Bob Simons - NOAA Federal bob.simons at noaa.gov
Fri Feb 10 13:18:10 MST 2017


Background:

As you all know, the vast majority of standard_names are for numeric
variables and have an associated "Canonical Units".
However, there are some existing standard_names for string variables
(e.g., area_type, institution, land_cover, land_cover_lccs,
platform_id, platform_name, region, sensor_band_identifier, source,
and surface_cover).

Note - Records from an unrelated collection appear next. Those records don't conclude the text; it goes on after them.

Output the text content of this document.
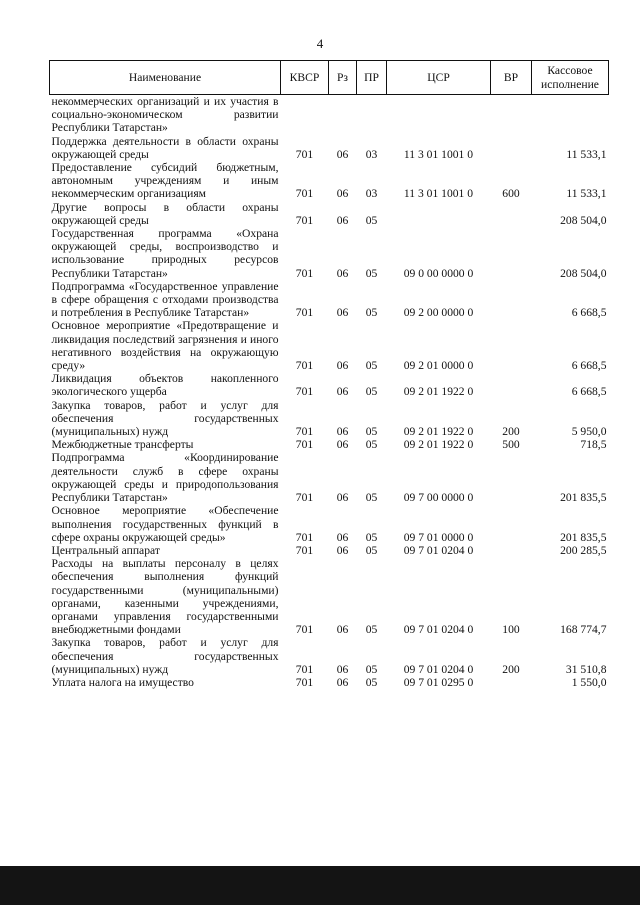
4
Наименование	КВСР	Рз	ПР	ЦСР	ВР	Кассовое исполнение
некоммерческих организаций и их участия в социально-экономическом развитии Республики Татарстан»						
Поддержка деятельности в области охраны окружающей среды	701	06	03	11 3 01 1001 0		11 533,1
Предоставление субсидий бюджетным, автономным учреждениям и иным некоммерческим организациям	701	06	03	11 3 01 1001 0	600	11 533,1
Другие вопросы в области охраны окружающей среды	701	06	05			208 504,0
Государственная программа «Охрана окружающей среды, воспроизводство и использование природных ресурсов Республики Татарстан»	701	06	05	09 0 00 0000 0		208 504,0
Подпрограмма «Государственное управление в сфере обращения с отходами производства и потребления в Республике Татарстан»	701	06	05	09 2 00 0000 0		6 668,5
Основное мероприятие «Предотвращение и ликвидация последствий загрязнения и иного негативного воздействия на окружающую среду»	701	06	05	09 2 01 0000 0		6 668,5
Ликвидация объектов накопленного экологического ущерба	701	06	05	09 2 01 1922 0		6 668,5
Закупка товаров, работ и услуг для обеспечения государственных (муниципальных) нужд	701	06	05	09 2 01 1922 0	200	5 950,0
Межбюджетные трансферты	701	06	05	09 2 01 1922 0	500	718,5
Подпрограмма «Координирование деятельности служб в сфере охраны окружающей среды и природопользования Республики Татарстан»	701	06	05	09 7 00 0000 0		201 835,5
Основное мероприятие «Обеспечение выполнения государственных функций в сфере охраны окружающей среды»	701	06	05	09 7 01 0000 0		201 835,5
Центральный аппарат	701	06	05	09 7 01 0204 0		200 285,5
Расходы на выплаты персоналу в целях обеспечения выполнения функций государственными (муниципальными) органами, казенными учреждениями, органами управления государственными внебюджетными фондами	701	06	05	09 7 01 0204 0	100	168 774,7
Закупка товаров, работ и услуг для обеспечения государственных (муниципальных) нужд	701	06	05	09 7 01 0204 0	200	31 510,8
Уплата налога на имущество	701	06	05	09 7 01 0295 0		1 550,0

They do not have associated Canonical Units.

If the "data_type=string" and "charset" attributes are accepted by CF
and thus we can clearly identify String variables and know their
character encoding, I would like to propose that we add several
additional standard_names that identify/describe the String variables
in the same way that other standard_names describe numeric variables.

I want to get your comments and suggestions before I formally propose them.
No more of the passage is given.